Concerns about pressure in a natural gas pipeline dropping below the minimum to ensure safe gas delivery prompted a natural gas company to construct a 4.9-mile pipeline extension in Delaware County. The company then sought a rate increase from its existing customers. The Ohio Consumers’ Counsel argues in In re Application of Suburban Natural Gas Company that the Public Utilities Commission of Ohio should have allowed only a rate increase to cover two miles of the $8.9 million pipeline extension because that was the only portion “used and useful” to customers. While the consumer advocate suggests the rest of the extension was built for use by future customers who should pay more of the pipeline costs, the commission and the company maintain the timing of the rate increase was appropriate.

In Disciplinary Counsel v. Deters, the Board on the Unauthorized Practice of Law recommends a $13,000 penalty for a former attorney who is permanently retired from practicing law in Ohio. The board determined the retired lawyer gave legal advice to a married couple he was trying to keep as clients at the law firm where he works as an office manager and paralegal.
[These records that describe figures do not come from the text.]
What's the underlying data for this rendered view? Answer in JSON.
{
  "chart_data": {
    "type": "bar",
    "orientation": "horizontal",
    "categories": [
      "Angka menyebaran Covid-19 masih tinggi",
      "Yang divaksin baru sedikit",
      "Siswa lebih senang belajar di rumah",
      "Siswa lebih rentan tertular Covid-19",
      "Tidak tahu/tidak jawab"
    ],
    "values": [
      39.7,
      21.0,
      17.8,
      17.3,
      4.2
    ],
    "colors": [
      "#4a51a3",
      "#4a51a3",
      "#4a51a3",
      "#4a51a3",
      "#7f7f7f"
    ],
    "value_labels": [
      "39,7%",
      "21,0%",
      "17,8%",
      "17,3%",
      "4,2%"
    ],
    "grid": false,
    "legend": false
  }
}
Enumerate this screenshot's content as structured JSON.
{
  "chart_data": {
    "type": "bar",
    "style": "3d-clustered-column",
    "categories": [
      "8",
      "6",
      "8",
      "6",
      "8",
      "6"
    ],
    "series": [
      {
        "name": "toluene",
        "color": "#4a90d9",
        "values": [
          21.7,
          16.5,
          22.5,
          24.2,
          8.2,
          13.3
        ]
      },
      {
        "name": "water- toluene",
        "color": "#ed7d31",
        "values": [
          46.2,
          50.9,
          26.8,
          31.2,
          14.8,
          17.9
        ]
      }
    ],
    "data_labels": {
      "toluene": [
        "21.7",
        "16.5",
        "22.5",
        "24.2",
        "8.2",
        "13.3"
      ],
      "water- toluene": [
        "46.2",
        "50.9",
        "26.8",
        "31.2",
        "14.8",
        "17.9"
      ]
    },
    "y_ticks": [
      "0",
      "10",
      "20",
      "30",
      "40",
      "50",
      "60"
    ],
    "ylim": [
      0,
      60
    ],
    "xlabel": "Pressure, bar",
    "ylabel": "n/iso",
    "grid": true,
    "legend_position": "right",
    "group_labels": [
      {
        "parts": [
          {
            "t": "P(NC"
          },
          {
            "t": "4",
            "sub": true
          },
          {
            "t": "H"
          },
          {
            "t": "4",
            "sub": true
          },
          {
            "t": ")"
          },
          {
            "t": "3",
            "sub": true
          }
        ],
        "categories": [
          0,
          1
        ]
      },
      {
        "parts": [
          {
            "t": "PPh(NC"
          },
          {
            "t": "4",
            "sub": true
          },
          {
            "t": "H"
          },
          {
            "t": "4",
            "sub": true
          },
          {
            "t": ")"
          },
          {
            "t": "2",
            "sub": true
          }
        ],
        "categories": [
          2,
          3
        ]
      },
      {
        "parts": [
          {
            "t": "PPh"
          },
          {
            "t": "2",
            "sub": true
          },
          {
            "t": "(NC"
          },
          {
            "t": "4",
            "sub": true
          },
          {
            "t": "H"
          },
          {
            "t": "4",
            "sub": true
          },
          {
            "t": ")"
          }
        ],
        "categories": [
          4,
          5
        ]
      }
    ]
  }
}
The retired attorney maintains it is unclear what constitutes the unauthorized practice of law and paralegals across the state regularly take actions like he did in this case.

Thursday, March 4
State v. Brinkman is a direct appeal of a death sentence imposed on a man convicted of killing a friend and the friend’s two daughters in North Royalton. The man waived his right to a jury and pled guilty to a three-judge panel. Among his 13 legal arguments, the man maintains that a jury had to hear the mitigation phase of his trial. He also contends that the trial court failed to inform him of all the rights he was waiving by pleading guilty and that it was prejudicial to him when hundreds of photographs were admitted into evidence but not presented in court.

A supplier of ingredients used to add color to glass bottles sent contaminated materials to a Toledo-area bottlemaker, which had to destroy 1,850 tons of bottles because of safety concerns. When threatened with a lawsuit by the bottlemaker, the ingredient supplier filed a claim with its insurer seeking coverage under two policies. The insurance company denied the claim, finding that its commercial general liability and commercial umbrella insurance policies cover only accidents, and not the faulty oversight of the production process, which led to the sale of contaminated ingredients. In Motorists Mutual Insurance v. Ironics, the Court will consider if the ingredient sale constitutes an “occurrence,” as defined in the insurance policy, that triggers coverage.

A Medina lawyer, whose alleged mishandling of a child support modification case twice contributed to his client spending time in jail, objects to a proposed 18-month suspension with 12 months stayed. In Disciplinary Counsel v. Barbera, the disciplinary counsel argues some of the lawyer’s professional misconduct took place while he was on probation following a 2017 suspension. The lawyer admits to several of the infractions, but argues that a one-year, fully stayed suspension is appropriate because that is what the Court has imposed on other lawyers who committed similar rule violations.